On Monday, 18 September, RIPE Atlas and RIPEstat suffered from significantly increased delays in processing incoming data caused by problems in our storage environment. We believe several factors have contributed to these problems, but no precise root cause has been identified. By taking several steps, the delays have been reduced to normal levels. The situation is now stable, but we continue to monitor it and are working on an alternative solution to prevent this from happening again.
Around 09:14 (UTC), the RIPE Atlas result processing stopped for about ten minutes. Our monitoring noticed this at 09:20 as a failing RegionServer, with 09:24 for the recovery. While still recovering from this, the incident occurred again around 09:31, lasting one hour. At 11:19, the problem returned and lasted for almost a full day (with brief, intermittent runs where some results were processed), causing the minimum delay for data in the queue to reach 24.5 hours.
In detail, for RIPE Atlas and RIS/RIPEstat, we run a Hadoop cluster with HBase. HBase is a “NoSQL” database, a key-value store that holds all data. To scale, HBase divides its tables into so-called regions, and regions are made available through RegionServers, machines that host several regions for all the tables in the HBase database. When one RegionServer fails, the regions are quickly distributed over the other RegionServers in the cluster, and the service is restored.

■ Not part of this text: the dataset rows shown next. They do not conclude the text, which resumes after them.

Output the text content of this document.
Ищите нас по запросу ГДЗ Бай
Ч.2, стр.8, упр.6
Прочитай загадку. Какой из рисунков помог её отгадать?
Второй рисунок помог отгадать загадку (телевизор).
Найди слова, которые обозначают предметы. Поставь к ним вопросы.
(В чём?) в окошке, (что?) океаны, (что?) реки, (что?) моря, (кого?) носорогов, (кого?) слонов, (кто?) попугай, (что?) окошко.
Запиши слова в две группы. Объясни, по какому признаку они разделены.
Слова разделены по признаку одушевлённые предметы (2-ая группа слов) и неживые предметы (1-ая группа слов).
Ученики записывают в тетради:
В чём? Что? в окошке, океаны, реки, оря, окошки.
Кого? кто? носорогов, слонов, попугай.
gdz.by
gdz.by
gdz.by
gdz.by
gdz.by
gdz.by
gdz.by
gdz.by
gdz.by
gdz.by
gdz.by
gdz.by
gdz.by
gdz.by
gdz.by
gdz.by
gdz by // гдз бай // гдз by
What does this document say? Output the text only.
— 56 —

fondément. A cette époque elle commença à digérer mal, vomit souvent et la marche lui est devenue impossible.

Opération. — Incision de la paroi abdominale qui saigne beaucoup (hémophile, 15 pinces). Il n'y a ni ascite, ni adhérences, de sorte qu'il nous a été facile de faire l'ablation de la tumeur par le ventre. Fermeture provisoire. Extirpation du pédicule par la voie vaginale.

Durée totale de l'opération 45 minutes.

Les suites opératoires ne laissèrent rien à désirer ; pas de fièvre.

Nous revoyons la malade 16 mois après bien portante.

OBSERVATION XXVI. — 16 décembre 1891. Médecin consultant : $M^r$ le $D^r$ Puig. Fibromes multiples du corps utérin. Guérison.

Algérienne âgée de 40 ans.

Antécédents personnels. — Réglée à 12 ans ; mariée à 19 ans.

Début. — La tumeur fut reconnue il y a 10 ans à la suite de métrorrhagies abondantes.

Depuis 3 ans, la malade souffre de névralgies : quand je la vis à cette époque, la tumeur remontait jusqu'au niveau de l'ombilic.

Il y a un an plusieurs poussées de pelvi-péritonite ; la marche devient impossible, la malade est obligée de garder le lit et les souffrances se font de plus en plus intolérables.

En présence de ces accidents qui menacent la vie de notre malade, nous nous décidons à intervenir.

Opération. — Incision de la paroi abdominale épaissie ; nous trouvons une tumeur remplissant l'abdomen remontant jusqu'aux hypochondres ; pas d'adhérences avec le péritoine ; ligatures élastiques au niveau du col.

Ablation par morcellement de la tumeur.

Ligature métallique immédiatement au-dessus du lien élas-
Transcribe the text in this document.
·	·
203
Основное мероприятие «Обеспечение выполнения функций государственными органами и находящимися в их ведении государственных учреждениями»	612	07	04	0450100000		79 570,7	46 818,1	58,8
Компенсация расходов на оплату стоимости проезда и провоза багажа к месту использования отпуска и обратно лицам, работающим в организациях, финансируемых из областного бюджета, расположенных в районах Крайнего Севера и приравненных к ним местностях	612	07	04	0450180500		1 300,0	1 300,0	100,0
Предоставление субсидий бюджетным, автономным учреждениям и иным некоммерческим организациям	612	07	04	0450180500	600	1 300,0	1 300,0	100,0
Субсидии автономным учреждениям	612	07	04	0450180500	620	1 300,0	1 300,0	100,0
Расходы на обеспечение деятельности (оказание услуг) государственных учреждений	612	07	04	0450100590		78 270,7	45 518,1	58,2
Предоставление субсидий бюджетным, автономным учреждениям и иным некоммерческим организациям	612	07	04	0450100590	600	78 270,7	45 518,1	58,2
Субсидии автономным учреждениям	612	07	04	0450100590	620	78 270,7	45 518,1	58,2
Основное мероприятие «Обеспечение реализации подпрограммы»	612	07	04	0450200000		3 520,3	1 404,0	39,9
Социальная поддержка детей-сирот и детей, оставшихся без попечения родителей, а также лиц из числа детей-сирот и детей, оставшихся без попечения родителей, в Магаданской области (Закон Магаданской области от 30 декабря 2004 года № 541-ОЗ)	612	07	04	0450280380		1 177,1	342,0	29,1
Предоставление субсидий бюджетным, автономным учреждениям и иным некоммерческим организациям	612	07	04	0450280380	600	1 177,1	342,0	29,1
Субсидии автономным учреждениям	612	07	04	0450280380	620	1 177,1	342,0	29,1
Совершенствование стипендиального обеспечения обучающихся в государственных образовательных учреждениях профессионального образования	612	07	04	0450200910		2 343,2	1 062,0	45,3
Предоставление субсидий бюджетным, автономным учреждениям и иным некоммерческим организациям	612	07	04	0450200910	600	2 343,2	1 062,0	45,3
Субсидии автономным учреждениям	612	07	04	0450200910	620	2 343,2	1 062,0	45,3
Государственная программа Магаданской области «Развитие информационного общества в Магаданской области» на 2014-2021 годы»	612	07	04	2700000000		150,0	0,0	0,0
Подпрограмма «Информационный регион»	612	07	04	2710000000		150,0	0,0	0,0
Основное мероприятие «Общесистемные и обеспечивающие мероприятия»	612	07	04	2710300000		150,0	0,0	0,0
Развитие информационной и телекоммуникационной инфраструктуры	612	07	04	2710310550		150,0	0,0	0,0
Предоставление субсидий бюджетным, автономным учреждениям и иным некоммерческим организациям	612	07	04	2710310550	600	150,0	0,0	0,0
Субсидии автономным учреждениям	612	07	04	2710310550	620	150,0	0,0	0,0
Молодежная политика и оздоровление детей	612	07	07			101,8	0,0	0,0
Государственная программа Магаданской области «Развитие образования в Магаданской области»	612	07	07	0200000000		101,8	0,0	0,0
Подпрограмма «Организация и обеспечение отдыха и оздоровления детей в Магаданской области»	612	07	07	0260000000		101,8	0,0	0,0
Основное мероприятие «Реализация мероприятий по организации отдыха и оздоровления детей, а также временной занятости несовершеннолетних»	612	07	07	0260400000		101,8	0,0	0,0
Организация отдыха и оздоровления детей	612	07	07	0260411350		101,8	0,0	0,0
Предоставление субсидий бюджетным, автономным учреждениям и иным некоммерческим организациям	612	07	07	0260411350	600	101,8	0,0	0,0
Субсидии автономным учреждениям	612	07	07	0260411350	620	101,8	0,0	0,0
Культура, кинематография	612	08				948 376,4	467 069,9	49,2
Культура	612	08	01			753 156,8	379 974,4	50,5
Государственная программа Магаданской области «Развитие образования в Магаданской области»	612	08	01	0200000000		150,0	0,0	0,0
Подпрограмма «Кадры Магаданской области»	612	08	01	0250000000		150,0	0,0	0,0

In this incident, we saw a cascading failure that took down one RegionServer after another. This has been caused by a rather large region that was migrated to one of our smaller RegionServers (our cluster consists of several generations of hardware, where the oldest machines have less memory, CPU and storage than newer ones). The smaller RegionServer is then unable to process such a large region and fails trying to do so. The region is reassigned to another RegionServer, also smaller, and the process repeats itself.
Because the region in question receives (part of the) incoming data, processing stalls until the region is available again. But then, when the region lands on a large server, there is a backlog of data to be processed and the load to this region and other regions hosted on the same RegionServer combine to problematic levels yet again.
To mitigate the issue, we had a few approaches. We stopped the consumption of the RIPE Atlas data to ease the load on the cluster so it could recover from the cascading failures. This increased the backlog (and end-user delay), but the cluster did not stabilise. We then added capacity to the cluster; this helped because it added much-needed resources (memory, CPU, storage) and the incoming data could be more evenly distributed over the consumers that write to HBase. We also increased the memory allocation for the RegionServers, so they have more resources to do their work. Finally, we manually moved regions to specific RegionServers so they wouldn’t cause the cascading failure we’d seen. After that, it still took a few hours to consume the backlog of results that was accumulated during the outage.
To prevent this issue from recurring, we want to (in the short term) free up some more hardware resources to be added to the cluster. In the long term, we’re looking at re-architecting the solution since the current environment is reaching its limits (and end-of-life) - something we hope to share more news about soon.
Another key point to improve is our communication with the users. We’ll look into ways to ensure more timely updates are available to the community.